GSoC weekly report of Jaskaran Singh for week 7

Hi,

This week I:

- Implemented Crawling logic for mapping vulnerability identifiers to equivalent vulnerabilities that can be parsed by the patch-finder. This mainly involved implementing a spider to parse various forms of content-types, the logic of which I have implemented for three: text/html, application/json and text/plain.

- Wrote utilities that would be used by the above mentioned spider.

- Manually tested the spider on DSAs[1], RHSAs[2] and GLSAs[3].

- Wrote unit tests for most of the above functionalities.

- Looked into Scrapy's Crawler API[4], its interaction with the networking framework Twisted[5] and Scrapyd[6]. This was to analyse how multiprocessing implementation would look like and function with Scrapy.

- Learnt about database terminology and concepts such as Object Relational Mapping, Data Access Objects and Database Abstraction Layers.

- Looked into various Python DAL and ORM projects such as PonyORM[7], SQLAlchemy[8] and PyDAL[9].
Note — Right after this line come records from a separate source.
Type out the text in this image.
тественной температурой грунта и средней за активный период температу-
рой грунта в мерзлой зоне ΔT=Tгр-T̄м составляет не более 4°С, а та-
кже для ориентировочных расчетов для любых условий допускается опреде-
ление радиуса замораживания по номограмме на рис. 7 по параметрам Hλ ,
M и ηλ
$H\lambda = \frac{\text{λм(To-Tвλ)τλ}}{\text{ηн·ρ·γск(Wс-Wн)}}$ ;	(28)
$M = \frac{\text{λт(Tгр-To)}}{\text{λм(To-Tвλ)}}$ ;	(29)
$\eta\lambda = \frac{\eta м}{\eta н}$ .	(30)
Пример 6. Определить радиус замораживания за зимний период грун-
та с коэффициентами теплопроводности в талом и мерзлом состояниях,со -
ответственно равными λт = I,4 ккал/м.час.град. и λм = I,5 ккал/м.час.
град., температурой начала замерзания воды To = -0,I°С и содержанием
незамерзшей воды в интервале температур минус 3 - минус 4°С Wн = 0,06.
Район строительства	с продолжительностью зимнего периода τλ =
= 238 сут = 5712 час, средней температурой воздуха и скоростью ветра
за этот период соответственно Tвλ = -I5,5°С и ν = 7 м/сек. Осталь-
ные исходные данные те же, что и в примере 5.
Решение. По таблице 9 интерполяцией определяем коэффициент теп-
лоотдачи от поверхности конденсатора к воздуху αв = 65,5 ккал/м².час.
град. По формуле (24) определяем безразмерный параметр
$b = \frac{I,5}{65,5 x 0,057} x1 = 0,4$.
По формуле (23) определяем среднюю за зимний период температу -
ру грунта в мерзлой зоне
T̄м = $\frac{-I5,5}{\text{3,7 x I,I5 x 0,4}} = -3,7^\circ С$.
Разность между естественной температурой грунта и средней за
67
My working repository: https://github.com/jajajasalu2/patch-finder

Cheers,

Jaskaran

[1]https://www.debian.org/security/

[2]https://access.redhat.com/security/security-updates/#/security-advisories

[3]https://security.gentoo.org/glsa

[4]https://docs.scrapy.org/en/latest/topics/api.html

[5]https://github.com/twisted/twisted

[6]https://github.com/scrapy/scrapyd

[7]https://github.com/ponyorm/pony/

[8]https://github.com/sqlalchemy/sqlalchemy

[9]https://github.com/web2py/pydal